Another example of PPP 2.0 is the Rwandan government partnership with UK-based Babylon Health to launch Babyl, a digital health platform that is accessible as part of Rwanda’s Universal Health Coverage Scheme. Rwanda, a nation where almost 70 percent of the population lives in a rural setting, is plagued by doctor shortages; the platform enables registered users to use their mobile phones to book medical appointments, receive prescriptions, and access their medical records. As of May 2018, 2 million Rwandans (or about 16 percent of its 12 million population) signed up for the program. These 2 million people represent the highest penetration of digital delivery of healthcare in the world.
3. FRUGAL INNOVATION
Innovation in healthcare is often synonymous with greater sophistication and better quality, albeit at a higher cost. But given that most nations outside of the Organization for Economic Co-operation and Development (OECD members) are challenged by affordability and access to care, cost containment remains a priority. The concept of “frugal innovation” is more relevant than ever.
Frugal innovation is taking existing products and stripping away non-essential or “luxury” features to enable products to reach more users faster and more economically. While this is common in other industries (such as mobile phones), there is certainly room to apply this more broadly in healthcare. This type of innovation can take the form of smaller pack sizes for pharma, to simpler, more rapid diagnostics – or to rethinking care delivery requirements.

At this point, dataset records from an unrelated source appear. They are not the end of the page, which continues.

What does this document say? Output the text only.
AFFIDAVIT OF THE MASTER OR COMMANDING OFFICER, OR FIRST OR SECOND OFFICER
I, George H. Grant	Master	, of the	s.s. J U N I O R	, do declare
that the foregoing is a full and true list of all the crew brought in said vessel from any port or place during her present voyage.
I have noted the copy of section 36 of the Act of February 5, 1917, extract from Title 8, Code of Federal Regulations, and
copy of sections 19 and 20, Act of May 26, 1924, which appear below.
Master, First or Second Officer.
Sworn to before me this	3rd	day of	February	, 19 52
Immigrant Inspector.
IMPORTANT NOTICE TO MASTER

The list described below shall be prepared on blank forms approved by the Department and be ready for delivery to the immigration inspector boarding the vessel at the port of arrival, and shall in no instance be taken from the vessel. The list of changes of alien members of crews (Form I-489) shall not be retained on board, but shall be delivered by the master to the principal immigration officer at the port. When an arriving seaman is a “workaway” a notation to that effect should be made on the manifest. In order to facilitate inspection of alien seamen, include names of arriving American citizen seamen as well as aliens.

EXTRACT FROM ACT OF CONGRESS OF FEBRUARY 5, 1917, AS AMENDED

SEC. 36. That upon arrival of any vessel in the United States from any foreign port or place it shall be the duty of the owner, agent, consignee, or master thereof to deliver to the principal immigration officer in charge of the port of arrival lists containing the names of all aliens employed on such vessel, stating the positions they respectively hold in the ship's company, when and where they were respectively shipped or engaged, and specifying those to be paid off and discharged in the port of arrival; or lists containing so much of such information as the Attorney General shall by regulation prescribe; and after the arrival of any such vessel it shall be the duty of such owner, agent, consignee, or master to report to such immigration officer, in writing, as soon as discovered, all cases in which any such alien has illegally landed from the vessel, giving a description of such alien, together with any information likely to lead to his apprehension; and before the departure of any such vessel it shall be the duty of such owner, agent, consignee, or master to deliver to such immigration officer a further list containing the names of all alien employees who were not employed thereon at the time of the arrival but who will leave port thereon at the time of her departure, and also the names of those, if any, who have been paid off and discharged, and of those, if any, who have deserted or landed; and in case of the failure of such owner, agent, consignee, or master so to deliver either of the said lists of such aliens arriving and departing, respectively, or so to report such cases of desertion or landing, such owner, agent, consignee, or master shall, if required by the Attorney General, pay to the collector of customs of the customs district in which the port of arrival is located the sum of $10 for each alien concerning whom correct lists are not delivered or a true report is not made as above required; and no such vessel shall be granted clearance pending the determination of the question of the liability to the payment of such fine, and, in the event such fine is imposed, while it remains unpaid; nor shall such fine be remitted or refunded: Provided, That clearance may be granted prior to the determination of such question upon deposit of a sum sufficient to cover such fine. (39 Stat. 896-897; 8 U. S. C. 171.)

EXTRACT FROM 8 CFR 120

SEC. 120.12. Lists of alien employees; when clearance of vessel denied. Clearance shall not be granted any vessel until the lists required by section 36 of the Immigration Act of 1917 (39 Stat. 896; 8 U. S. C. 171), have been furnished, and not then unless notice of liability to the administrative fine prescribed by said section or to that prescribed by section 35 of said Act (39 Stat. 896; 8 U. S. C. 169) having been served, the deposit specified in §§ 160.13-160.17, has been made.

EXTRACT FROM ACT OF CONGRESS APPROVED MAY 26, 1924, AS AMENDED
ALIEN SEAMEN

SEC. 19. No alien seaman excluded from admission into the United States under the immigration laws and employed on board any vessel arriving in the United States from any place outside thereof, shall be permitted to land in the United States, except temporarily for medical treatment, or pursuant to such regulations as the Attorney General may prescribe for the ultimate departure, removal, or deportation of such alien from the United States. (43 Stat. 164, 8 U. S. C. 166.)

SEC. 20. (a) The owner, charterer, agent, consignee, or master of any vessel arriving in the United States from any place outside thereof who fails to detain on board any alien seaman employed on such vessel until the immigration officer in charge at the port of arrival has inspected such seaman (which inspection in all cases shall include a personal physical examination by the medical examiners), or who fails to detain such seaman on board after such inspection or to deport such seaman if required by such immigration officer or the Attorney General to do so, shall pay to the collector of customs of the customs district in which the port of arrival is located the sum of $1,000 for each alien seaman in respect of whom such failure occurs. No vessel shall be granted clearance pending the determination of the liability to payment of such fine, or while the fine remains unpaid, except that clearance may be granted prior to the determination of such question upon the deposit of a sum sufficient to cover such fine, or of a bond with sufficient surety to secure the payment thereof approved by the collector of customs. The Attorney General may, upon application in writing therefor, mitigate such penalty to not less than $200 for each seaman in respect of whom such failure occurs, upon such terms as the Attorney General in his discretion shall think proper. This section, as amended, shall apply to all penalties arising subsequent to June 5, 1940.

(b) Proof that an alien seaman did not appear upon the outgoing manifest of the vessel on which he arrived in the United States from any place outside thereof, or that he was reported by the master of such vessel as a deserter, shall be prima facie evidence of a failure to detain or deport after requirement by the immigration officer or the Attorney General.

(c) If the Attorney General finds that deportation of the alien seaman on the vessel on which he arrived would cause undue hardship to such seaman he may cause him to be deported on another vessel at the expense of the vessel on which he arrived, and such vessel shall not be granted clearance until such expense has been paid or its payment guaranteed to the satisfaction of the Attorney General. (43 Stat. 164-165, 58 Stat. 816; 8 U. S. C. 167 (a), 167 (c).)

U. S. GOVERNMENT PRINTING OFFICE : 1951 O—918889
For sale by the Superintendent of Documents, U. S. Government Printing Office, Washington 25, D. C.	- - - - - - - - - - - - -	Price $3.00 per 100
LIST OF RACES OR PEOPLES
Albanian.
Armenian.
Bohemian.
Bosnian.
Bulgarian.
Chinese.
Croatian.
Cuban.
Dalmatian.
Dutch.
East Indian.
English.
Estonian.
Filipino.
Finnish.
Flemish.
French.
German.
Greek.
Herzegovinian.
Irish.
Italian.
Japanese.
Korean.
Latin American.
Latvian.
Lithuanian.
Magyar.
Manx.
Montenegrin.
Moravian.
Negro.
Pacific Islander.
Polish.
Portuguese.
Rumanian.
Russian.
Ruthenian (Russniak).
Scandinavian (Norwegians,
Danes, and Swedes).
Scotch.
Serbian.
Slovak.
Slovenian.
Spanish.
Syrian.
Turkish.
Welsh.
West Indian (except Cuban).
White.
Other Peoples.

Right Health, a United Arab Emirates-based primary care provider, has developed a business model focused on provision of low cost, high quality primary care for blue-collar workers. Its model is simple: rapidly achieve economies of scale to enable a “no frills” low capex model, that focuses on investments into clinical expertise, technology, and data analytics to improve quality of care. GE Healthcare famously adopted this frugal innovation approach in emerging markets, with more than two dozen such innovations already developed. For example, in 2014, GE launched the Discover IQ Positron Emission Tomography-Computed Tomography (PET/CT) in India that is 40 percent cheaper, provides up to two times improvement in PET quantitative accuracy, and offers two times the improvement in image quality.
Greater Implications
Innovation has always been central to healthcare, but today’s industry challenges are not only medical. They are also now about value, affordability, and access. Expanding the frames of innovation to include commercial and service innovations, and taking a page from untraditional places, is necessary to disrupt an industry that so badly needs it. However, disruption won’t come in the form of a silver bullet technology solution or a shiny new government regulation. It requires collaboration between the public and private sector, plus a blend of both traditional and non-traditional models. Without innovative and forward-thinking approaches, health markets globally will struggle to keep pace with the care delivery requirements of an aging population that is increasingly plagued with non-communicable diseases, and funding growing health spend that continues to outpace economic growth.